- Bradys Lake
- Coordinates: 42°13′26″S 146°29′35″E﻿ / ﻿42.2238°S 146.4931°E
- Population: 53 (2016 census)
- Postcode(s): 7140
- Location: 68 km (42 mi) NW of Hamilton
- LGA(s): Central Highlands
- Region: Central
- State electorate(s): Lyons
- Federal division(s): Lyons
Localities around Bradys Lake:
| Bronte Park | Bronte Park, London Lakes, Dee | Dee |
| Bronte Park, Tarraleah | Bradys Lake | Tarraleah, Dee |
| Tarraleah | Tarraleah | Tarraleah |

= Bradys Lake, Tasmania =

Bradys Lake is a rural locality in the local government area (LGA) of Central Highlands in the Central LGA region of Tasmania. The locality is about 68 km north-west of the town of Hamilton.

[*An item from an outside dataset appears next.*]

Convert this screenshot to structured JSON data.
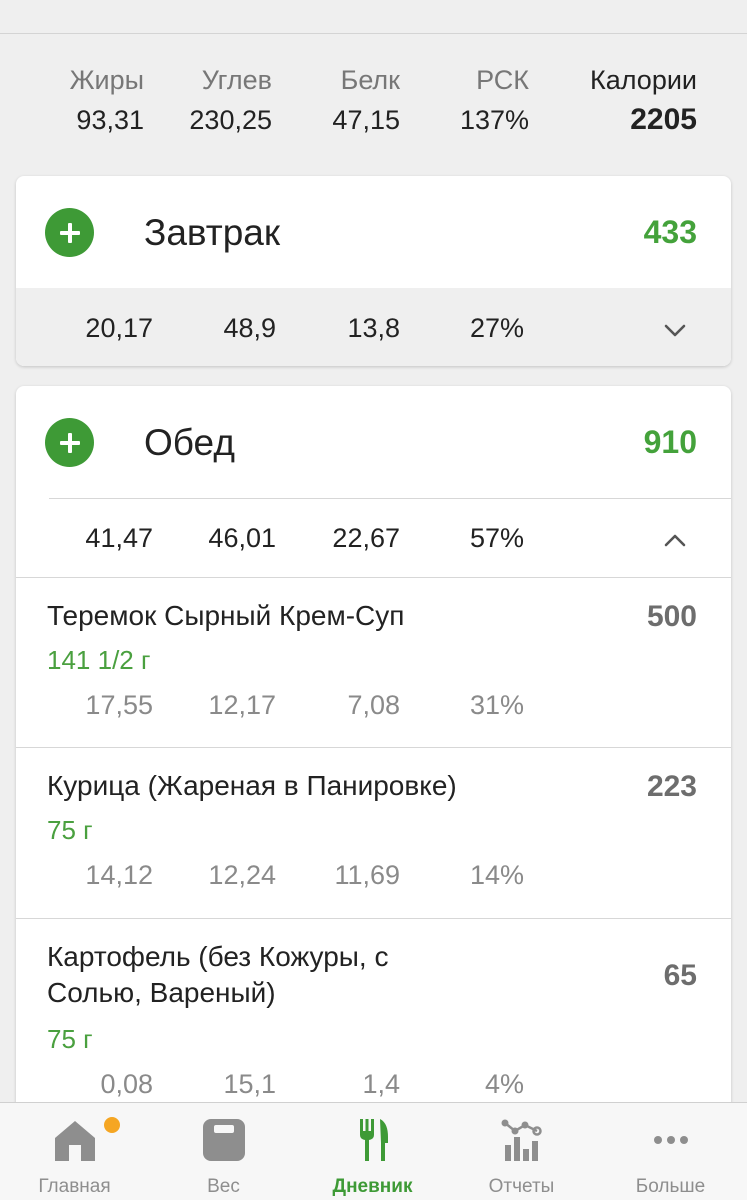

The 2016 census recorded a population of 53 for the state suburb of Bradys Lake.

==History==
Bradys Lake is a confirmed locality.

Originally the settlement was called Bradys Gate, but in 1951 it was changed to Bradys Marsh, which later became Bradys Lake. As part of a hydro-electric dam system, the man made river flowing into Bradys Lake from the lake above is a popular slalom canoe and kayaking course. Hydro Tasmania can control the flow of water through the course by raising and lowering a sluice gate. The Australian 2022 Canoe Slalom National Championships was held at the site.

==Geography==
The Nive River forms the western boundary. The waters of Lake Binney form part of the southern boundary and those of Bronte Lagoon part of the northern.

==Road infrastructure==
Route A10 (Lyell Highway) runs through from north to south.